Un grand ouf de soulagement. C’est, en substance, le sentiment qui prédomine ce matin sur les marchés financiers.  Les investisseurs, après avoir longtemps soufflé le chaud et le froid, allant même jusqu’à échafauder le scénario d’un face-à-face Marine Le Pen – Jean-Luc Mélenchon, ont finalement retrouvé leur sérénité légendaire. Dans la droite ligne des instituts de sondage – qui, soulignons-le, avaient parfaitement prédit cette confrontation -, nous assisterons donc à une finale haletante entre le candidat d’En Marche! et la présidente frontiste. Conséquence immédiate : le CAC 40, à l’instar d’autres places financières, a grimpé de 4% dès les premiers échanges, les marchés actions ayant, depuis longtemps, érigé Emmanuel Macron au rang de grandissime favori. Voire même de « chouchou », depuis la démonétisation de la candidature Fillon face aux « épouvantails » des extrêmes, et leurs programmes économiques respectifs faisant office de repoussoirs pour les opérateurs.


Sauf cataclysme, Emmanuel Macron, en vertu des ralliements de ses principaux opposants, devrait être sacré président de la République le 7 mai prochain. Ce scénario, qui écarte a priori une victoire des partisans d’un « Frexit », est donc, comme évoqué en préambule, salué par l’ensemble des marchés boursiers du Vieux Continent. À Francfort, le Dax gagne 2,5% et à Londres, le FTSE prend 1,6%. L’indice EuroStoxx 50 de la zone euro progresse de 3,37%, le FTSEurofirst 300 avance de 1,7% et le Stoxx 600 s’adjuge 1,6%. A l’instar des banques françaises, l’ensemble du compartiment est plébiscité. Le Stoxx 600 des banques bondit de 3,79% et celui des banques de la zone euro grimpe de 6%. Une journée plutôt « ensoleillée » sur le front des marchés actions européens, reléguant au rang de « mauvais souvenir » la « percée Mélenchon » de ces deux dernières semaines.

Les analystes soulagés

« Nos perspectives pour les actions européennes sont positives, et nous pensons que la baisse du risque politique favorisera un regain d’attention pour la croissance qui s’améliore dans la région. L’Europe devrait bénéficier de la reflation à l’œuvre à l’échelle internationale et les secteurs cycliques présentent des valorisations attrayantes », déclare le gestionnaire d’actifs Black Rock. Ce dernier prévoit également un resserrement du spread – écart de rendement, en jargon financier – entre les obligations françaises et le Bund allemand.

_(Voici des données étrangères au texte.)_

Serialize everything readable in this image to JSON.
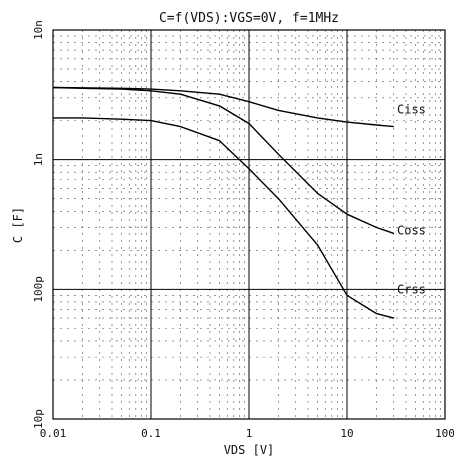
{
  "chart_data": {
    "type": "line",
    "title": "C=f(VDS):VGS=0V, f=1MHz",
    "xlabel": "VDS [V]",
    "ylabel": "C [F]",
    "x_scale": "log",
    "y_scale": "log",
    "xlim": [
      0.01,
      100
    ],
    "ylim": [
      1e-11,
      1e-08
    ],
    "grid": true,
    "x_ticks": [
      {
        "value": 0.01,
        "label": "0.01"
      },
      {
        "value": 0.1,
        "label": "0.1"
      },
      {
        "value": 1,
        "label": "1"
      },
      {
        "value": 10,
        "label": "10"
      },
      {
        "value": 100,
        "label": "100"
      }
    ],
    "y_ticks": [
      {
        "value": 1e-11,
        "label": "10p"
      },
      {
        "value": 1e-10,
        "label": "100p"
      },
      {
        "value": 1e-09,
        "label": "1n"
      },
      {
        "value": 1e-08,
        "label": "10n"
      }
    ],
    "series": [
      {
        "name": "Ciss",
        "x": [
          0.01,
          0.02,
          0.05,
          0.1,
          0.2,
          0.5,
          1,
          2,
          5,
          10,
          20,
          30
        ],
        "y": [
          3.6e-09,
          3.58e-09,
          3.55e-09,
          3.5e-09,
          3.4e-09,
          3.2e-09,
          2.8e-09,
          2.4e-09,
          2.1e-09,
          1.95e-09,
          1.85e-09,
          1.8e-09
        ]
      },
      {
        "name": "Coss",
        "x": [
          0.01,
          0.02,
          0.05,
          0.1,
          0.2,
          0.5,
          1,
          2,
          5,
          10,
          20,
          30
        ],
        "y": [
          3.6e-09,
          3.55e-09,
          3.5e-09,
          3.4e-09,
          3.2e-09,
          2.6e-09,
          1.9e-09,
          1.1e-09,
          5.5e-10,
          3.8e-10,
          3e-10,
          2.7e-10
        ]
      },
      {
        "name": "Crss",
        "x": [
          0.01,
          0.02,
          0.05,
          0.1,
          0.2,
          0.5,
          1,
          2,
          5,
          10,
          20,
          30
        ],
        "y": [
          2.1e-09,
          2.1e-09,
          2.05e-09,
          2e-09,
          1.8e-09,
          1.4e-09,
          8.5e-10,
          5e-10,
          2.2e-10,
          9e-11,
          6.5e-11,
          6e-11
        ]
      }
    ]
  }
}
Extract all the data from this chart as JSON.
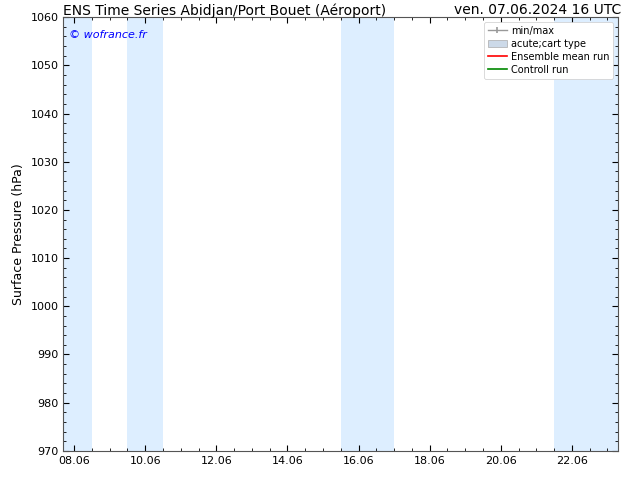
{
  "title_left": "ENS Time Series Abidjan/Port Bouet (Aéroport)",
  "title_right": "ven. 07.06.2024 16 UTC",
  "ylabel": "Surface Pressure (hPa)",
  "ylim": [
    970,
    1060
  ],
  "yticks": [
    970,
    980,
    990,
    1000,
    1010,
    1020,
    1030,
    1040,
    1050,
    1060
  ],
  "xtick_labels": [
    "08.06",
    "10.06",
    "12.06",
    "14.06",
    "16.06",
    "18.06",
    "20.06",
    "22.06"
  ],
  "xtick_positions": [
    0,
    2,
    4,
    6,
    8,
    10,
    12,
    14
  ],
  "xlim": [
    -0.3,
    15.3
  ],
  "watermark": "© wofrance.fr",
  "shaded_bands": [
    {
      "x_start": -0.3,
      "x_end": 0.5
    },
    {
      "x_start": 1.5,
      "x_end": 2.5
    },
    {
      "x_start": 7.5,
      "x_end": 9.0
    },
    {
      "x_start": 13.5,
      "x_end": 15.3
    }
  ],
  "band_color": "#ddeeff",
  "background_color": "#ffffff",
  "legend_items": [
    {
      "label": "min/max",
      "color": "#aaaaaa",
      "type": "errorbar"
    },
    {
      "label": "acute;cart type",
      "color": "#cccccc",
      "type": "bar"
    },
    {
      "label": "Ensemble mean run",
      "color": "#ff0000",
      "type": "line"
    },
    {
      "label": "Controll run",
      "color": "#00aa00",
      "type": "line"
    }
  ],
  "title_fontsize": 10,
  "tick_fontsize": 8,
  "ylabel_fontsize": 9,
  "legend_fontsize": 7
}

Ecart qui avait atteint un plus haut, il y a environ deux semaines, avec la fin de campagne tonitruante de Jean-Luc Mélenchon, rendant sa présence au second tour crédible. « Selon nous, les OAT françaises vont se redresser et réduire l’écart de rendement avec les Bunds allemands. Dans le même temps, nous prévoyons une inversion de la tendance baissière des taux des Bunds, qui s’est opérée récemment du fait du statut de « refuge » de la dette allemande, et une hausse globale des rendements souverains ».  Ainsi, l’écart de rendement est retombé autour de 45 points de base, contre 62 points vendredi et un plus haut à près de 81 points touchés fin février.

Cap sur les élections allemandes et britanniques

State Street, autre gestionnaire d’actifs de référence, est encore plus catégorique : « Il est presque certain que Le Pen ne remportera pas le deuxième tour, et les actions peuvent poursuivre leur reprise jusqu’en 2018 car les risques non-existentiels peuvent être absorbés. L’économie mondiale n’est peut-être pas florissante, mais la croissance est de retour. Certaines primes de risque modérées sur le marché obligatoire disparaitront aussi, et ceci bénéficierait probablement le plus aux actifs de moindre qualité ».

Tout en gardant à l’esprit que le risque politique, s’il semble relégué au second plan en France, n’est pas pour autant à écarter. « Cependant, un calendrier européen riche en activités pourrait réserver d’autres surprises : les élections au Royaume-Uni, les pourparlers sur la dette grecque, les élections en Allemagne, et la possibilité de la tenue d’élections en Italie dans un avenir proche, sont plus que suffisants pour maintenir les marchés en alerte ». Les investisseurs sont prévenus : le « repos » sera de courte durée.